Patency of airway, blood pressure, temperature, pupillary reflex and blood glucose concentration need to be monitored repeatedly and a search should be made for evidence of trauma or needlemarks at the time of admission. A careful history and physical examination will give the correct diagnosis in over 90% of cases. Other biochemical tests can help in diagnosis or for the continued monitoring of comatose patients.
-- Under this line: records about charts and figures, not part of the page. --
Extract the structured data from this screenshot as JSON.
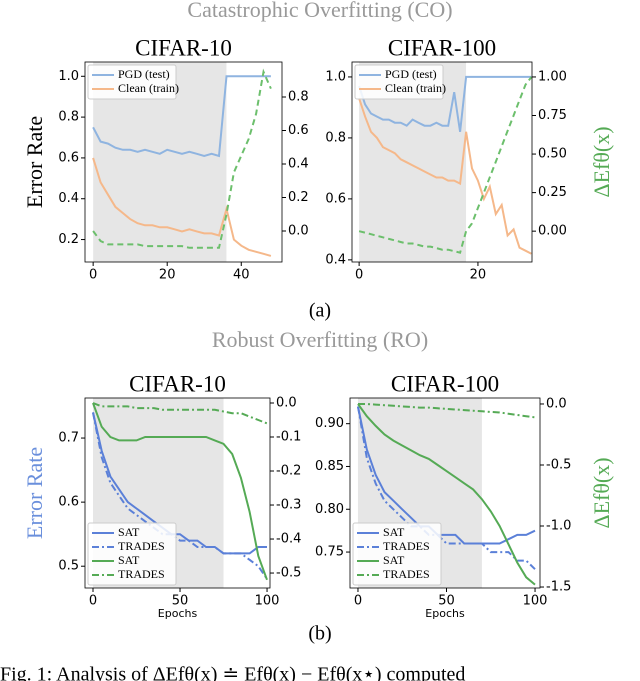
{
  "heading_co": "Catastrophic Overfitting (CO)",
  "label_a": "(a)",
  "heading_ro": "Robust Overfitting (RO)",
  "label_b": "(b)",
  "caption": "Fig. 1: Analysis of ΔEfθ(x) ≐ Efθ(x) − Efθ(x⋆) computed",
  "chart_data": [
    {
      "type": "line",
      "title": "CIFAR-10",
      "ylabel": "Error Rate",
      "ylabel_color": "#000000",
      "x": [
        0,
        2,
        4,
        6,
        8,
        10,
        12,
        14,
        16,
        18,
        20,
        22,
        24,
        26,
        28,
        30,
        32,
        34,
        36,
        38,
        40,
        42,
        44,
        46,
        48
      ],
      "xlim": [
        -2.2,
        51
      ],
      "xticks": [
        0,
        20,
        40
      ],
      "ylim": [
        0.09,
        1.07
      ],
      "yticks": [
        0.2,
        0.4,
        0.6,
        0.8,
        {
          "value": 1,
          "label": "1.0"
        }
      ],
      "y2lim": [
        -0.185,
        1.009
      ],
      "y2ticks": [
        {
          "value": 0,
          "label": "0.0"
        },
        0.2,
        0.4,
        0.6,
        0.8
      ],
      "shaded_region": [
        0,
        36
      ],
      "legend": "upper left",
      "series": [
        {
          "name": "PGD (test)",
          "color": "#8fb4e0",
          "style": "solid",
          "values": [
            0.75,
            0.68,
            0.67,
            0.65,
            0.64,
            0.64,
            0.63,
            0.64,
            0.63,
            0.62,
            0.64,
            0.63,
            0.62,
            0.63,
            0.62,
            0.61,
            0.62,
            0.61,
            1.0,
            1.0,
            1.0,
            1.0,
            1.0,
            1.0,
            1.0
          ]
        },
        {
          "name": "Clean (train)",
          "color": "#f5b88a",
          "style": "solid",
          "values": [
            0.6,
            0.48,
            0.42,
            0.36,
            0.33,
            0.3,
            0.28,
            0.27,
            0.27,
            0.26,
            0.26,
            0.25,
            0.24,
            0.25,
            0.24,
            0.23,
            0.23,
            0.22,
            0.35,
            0.2,
            0.17,
            0.15,
            0.14,
            0.13,
            0.12
          ]
        },
        {
          "color": "#6cbf6c",
          "style": "dashed",
          "axis": "y2",
          "values": [
            0.0,
            -0.06,
            -0.08,
            -0.08,
            -0.08,
            -0.08,
            -0.08,
            -0.09,
            -0.09,
            -0.09,
            -0.09,
            -0.09,
            -0.09,
            -0.1,
            -0.1,
            -0.1,
            -0.1,
            -0.1,
            0.1,
            0.35,
            0.45,
            0.55,
            0.7,
            0.95,
            0.85
          ]
        }
      ]
    },
    {
      "type": "line",
      "title": "CIFAR-100",
      "y2label": "ΔEfθ(x)",
      "x": [
        0,
        1,
        2,
        3,
        4,
        5,
        6,
        7,
        8,
        9,
        10,
        11,
        12,
        13,
        14,
        15,
        16,
        17,
        18,
        19,
        20,
        21,
        22,
        23,
        24,
        25,
        26,
        27,
        28,
        29
      ],
      "xlim": [
        -1.2,
        29.1
      ],
      "xticks": [
        0,
        20
      ],
      "ylim": [
        0.393,
        1.049
      ],
      "yticks": [
        0.4,
        0.6,
        0.8,
        {
          "value": 1,
          "label": "1.0"
        }
      ],
      "y2lim": [
        -0.2,
        1.097
      ],
      "y2ticks": [
        {
          "value": 0,
          "label": "0.00"
        },
        {
          "value": 0.25,
          "label": "0.25"
        },
        {
          "value": 0.5,
          "label": "0.50"
        },
        {
          "value": 0.75,
          "label": "0.75"
        },
        {
          "value": 1,
          "label": "1.00"
        }
      ],
      "shaded_region": [
        0,
        18
      ],
      "legend": "upper left",
      "series": [
        {
          "name": "PGD (test)",
          "color": "#8fb4e0",
          "style": "solid",
          "values": [
            0.97,
            0.91,
            0.88,
            0.87,
            0.86,
            0.86,
            0.85,
            0.85,
            0.84,
            0.86,
            0.85,
            0.84,
            0.84,
            0.85,
            0.84,
            0.84,
            0.95,
            0.82,
            1.0,
            1.0,
            1.0,
            1.0,
            1.0,
            1.0,
            1.0,
            1.0,
            1.0,
            1.0,
            1.0,
            1.0
          ]
        },
        {
          "name": "Clean (train)",
          "color": "#f5b88a",
          "style": "solid",
          "values": [
            0.93,
            0.87,
            0.82,
            0.8,
            0.77,
            0.76,
            0.75,
            0.73,
            0.72,
            0.71,
            0.7,
            0.69,
            0.68,
            0.67,
            0.67,
            0.66,
            0.66,
            0.65,
            0.82,
            0.7,
            0.66,
            0.6,
            0.64,
            0.55,
            0.58,
            0.48,
            0.5,
            0.44,
            0.43,
            0.42
          ]
        },
        {
          "color": "#6cbf6c",
          "style": "dashed",
          "axis": "y2",
          "values": [
            0.0,
            -0.01,
            -0.02,
            -0.03,
            -0.04,
            -0.05,
            -0.06,
            -0.07,
            -0.08,
            -0.08,
            -0.09,
            -0.1,
            -0.1,
            -0.11,
            -0.12,
            -0.12,
            -0.13,
            -0.14,
            0.0,
            0.05,
            0.15,
            0.25,
            0.35,
            0.45,
            0.55,
            0.65,
            0.75,
            0.85,
            0.95,
            1.0
          ]
        }
      ]
    },
    {
      "type": "line",
      "title": "CIFAR-10",
      "ylabel": "Error Rate",
      "ylabel_color": "#6a8fdc",
      "xlabel": "Epochs",
      "x": [
        0,
        5,
        10,
        15,
        20,
        25,
        30,
        35,
        40,
        45,
        50,
        55,
        60,
        65,
        70,
        75,
        80,
        85,
        90,
        95,
        100
      ],
      "xlim": [
        -4.6,
        101.7
      ],
      "xticks": [
        0,
        50,
        100
      ],
      "ylim": [
        0.466,
        0.7625
      ],
      "yticks": [
        0.5,
        0.6,
        0.7
      ],
      "y2lim": [
        -0.544,
        0.0147
      ],
      "y2ticks": [
        {
          "value": 0,
          "label": "0.0"
        },
        -0.1,
        -0.2,
        -0.3,
        -0.4,
        -0.5
      ],
      "shaded_region": [
        0,
        75
      ],
      "legend": "lower left",
      "series": [
        {
          "name": "SAT",
          "color": "#5b80d8",
          "style": "solid",
          "values": [
            0.74,
            0.68,
            0.64,
            0.62,
            0.6,
            0.59,
            0.58,
            0.57,
            0.56,
            0.55,
            0.55,
            0.54,
            0.54,
            0.53,
            0.53,
            0.52,
            0.52,
            0.52,
            0.52,
            0.53,
            0.53
          ]
        },
        {
          "name": "TRADES",
          "color": "#5b80d8",
          "style": "dashdot",
          "values": [
            0.74,
            0.67,
            0.63,
            0.61,
            0.59,
            0.58,
            0.57,
            0.56,
            0.55,
            0.55,
            0.54,
            0.54,
            0.53,
            0.53,
            0.53,
            0.52,
            0.52,
            0.52,
            0.51,
            0.5,
            0.48
          ]
        },
        {
          "name": "SAT",
          "color": "#55aa55",
          "style": "solid",
          "axis": "y2",
          "values": [
            0,
            -0.07,
            -0.1,
            -0.11,
            -0.11,
            -0.11,
            -0.1,
            -0.1,
            -0.1,
            -0.1,
            -0.1,
            -0.1,
            -0.1,
            -0.1,
            -0.11,
            -0.12,
            -0.15,
            -0.22,
            -0.32,
            -0.45,
            -0.52
          ]
        },
        {
          "name": "TRADES",
          "color": "#55aa55",
          "style": "dashdot",
          "axis": "y2",
          "values": [
            0,
            -0.01,
            -0.01,
            -0.01,
            -0.01,
            -0.015,
            -0.015,
            -0.015,
            -0.02,
            -0.02,
            -0.02,
            -0.02,
            -0.02,
            -0.02,
            -0.02,
            -0.025,
            -0.03,
            -0.03,
            -0.04,
            -0.05,
            -0.06
          ]
        }
      ]
    },
    {
      "type": "line",
      "title": "CIFAR-100",
      "y2label": "ΔEfθ(x)",
      "xlabel": "Epochs",
      "x": [
        0,
        5,
        10,
        15,
        20,
        25,
        30,
        35,
        40,
        45,
        50,
        55,
        60,
        65,
        70,
        75,
        80,
        85,
        90,
        95,
        100
      ],
      "xlim": [
        -4.5,
        102.8
      ],
      "xticks": [
        0,
        50,
        100
      ],
      "ylim": [
        0.708,
        0.93
      ],
      "yticks": [
        {
          "value": 0.75,
          "label": "0.75"
        },
        {
          "value": 0.8,
          "label": "0.80"
        },
        {
          "value": 0.85,
          "label": "0.85"
        },
        {
          "value": 0.9,
          "label": "0.90"
        }
      ],
      "y2lim": [
        -1.508,
        0.049
      ],
      "y2ticks": [
        {
          "value": 0,
          "label": "0.0"
        },
        -0.5,
        {
          "value": -1,
          "label": "-1.0"
        },
        -1.5
      ],
      "shaded_region": [
        0,
        70
      ],
      "legend": "lower left",
      "series": [
        {
          "name": "SAT",
          "color": "#5b80d8",
          "style": "solid",
          "values": [
            0.92,
            0.87,
            0.84,
            0.82,
            0.81,
            0.8,
            0.79,
            0.78,
            0.78,
            0.77,
            0.77,
            0.77,
            0.76,
            0.76,
            0.76,
            0.76,
            0.76,
            0.765,
            0.77,
            0.77,
            0.775
          ]
        },
        {
          "name": "TRADES",
          "color": "#5b80d8",
          "style": "dashdot",
          "values": [
            0.92,
            0.86,
            0.83,
            0.81,
            0.8,
            0.79,
            0.78,
            0.78,
            0.77,
            0.77,
            0.76,
            0.76,
            0.76,
            0.76,
            0.76,
            0.75,
            0.75,
            0.75,
            0.74,
            0.74,
            0.73
          ]
        },
        {
          "name": "SAT",
          "color": "#55aa55",
          "style": "solid",
          "axis": "y2",
          "values": [
            0,
            -0.1,
            -0.18,
            -0.25,
            -0.3,
            -0.34,
            -0.38,
            -0.42,
            -0.45,
            -0.5,
            -0.55,
            -0.6,
            -0.65,
            -0.7,
            -0.78,
            -0.88,
            -1.0,
            -1.15,
            -1.3,
            -1.42,
            -1.48
          ]
        },
        {
          "name": "TRADES",
          "color": "#55aa55",
          "style": "dashdot",
          "axis": "y2",
          "values": [
            0,
            0,
            -0.005,
            -0.01,
            -0.015,
            -0.02,
            -0.025,
            -0.03,
            -0.03,
            -0.035,
            -0.04,
            -0.045,
            -0.05,
            -0.055,
            -0.06,
            -0.065,
            -0.07,
            -0.08,
            -0.09,
            -0.1,
            -0.11
          ]
        }
      ]
    }
  ]
}
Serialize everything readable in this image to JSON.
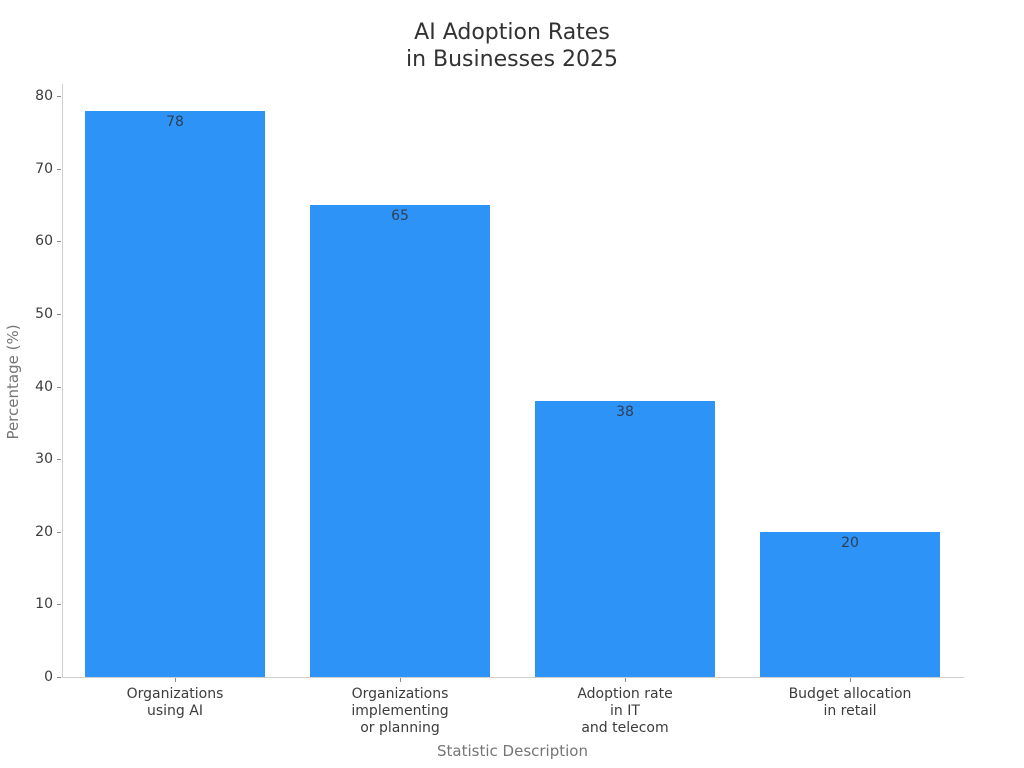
{
  "chart_data": {
    "type": "bar",
    "title": "AI Adoption Rates\nin Businesses 2025",
    "xlabel": "Statistic Description",
    "ylabel": "Percentage (%)",
    "categories": [
      "Organizations\nusing AI",
      "Organizations\nimplementing\nor planning",
      "Adoption rate\nin IT\nand telecom",
      "Budget allocation\nin retail"
    ],
    "values": [
      78,
      65,
      38,
      20
    ],
    "yticks": [
      0,
      10,
      20,
      30,
      40,
      50,
      60,
      70,
      80
    ],
    "ylim": [
      0,
      81.9
    ],
    "grid": false,
    "legend": null,
    "colors": {
      "bar_fill": "#2E93F6",
      "value_label": "#2e3f54",
      "tick_label": "#3c3c3c",
      "axis_title": "#757575",
      "chart_title": "#323232",
      "spine": "#cfcfcf",
      "background": "#ffffff"
    }
  }
}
Differential diagnosis of coma

A helpful mnemonic in the diagnosis of the unconscious patient is given in Figure 63.2. However, within each of these categories described there are many possible causes. The first priorities in treating an unconscious patient are to ensure that airways are clear and that breathing and circulation are satisfactory.

Drugs and poisons

A wide variety of drugs and poisons can give rise to coma if taken in sufficient dose. In very few cases are there specific clinical signs. Exceptions are the pinpoint pupils of opiate poisoning for which the specific antagonist naloxone is effective in restoring consciousness, and the divergent strabismus (Fig 63.4) associated with tricyclic antidepressant overdose. In most cases of drug or poison-induced coma, conservative therapy is all that is required to maintain vital functions until the substance is eliminated by metabolism and excretion. The best specimen to analyse for diagnosis is urine. Where drugs such as phenytoin or theophylline are suspected, plasma levels should be measured on admission and thereafter until they fall to therapeutic levels (see pp. 118–119).

Alcohol

Alcohol is a common cause of coma in all age ranges. Coma depth and length is associated with the amount of alcohol ingested, and this shows wide interpatient variation. Alcoholic coma can be associated with head injuries, hypothermia and the presence of other drugs with which its action may be additive. In most cases, coma caused by alcohol will resolve relatively rapidly, the exception being when there is hepatic insufficiency. In cases where the blood alcohol level exceeds 80 mmol/L (approximately 5 times the legal driving limit), haemodialysis may be required. The fact that alcohol can be detected on the breath is not sufficient for diagnosis, and a full clinical examination should be made in all cases of alcoholic coma. If acidosis is present, methanol or ethylene glycol poisoning should also be suspected.

Brain death

The diagnosis of brain death is made using criteria outlined in Table 63.1, which includes arterial blood gas analysis. Where measurable sedative drugs have been used (for example in ITU) there must be biochemical confirmation that these drugs are no longer present.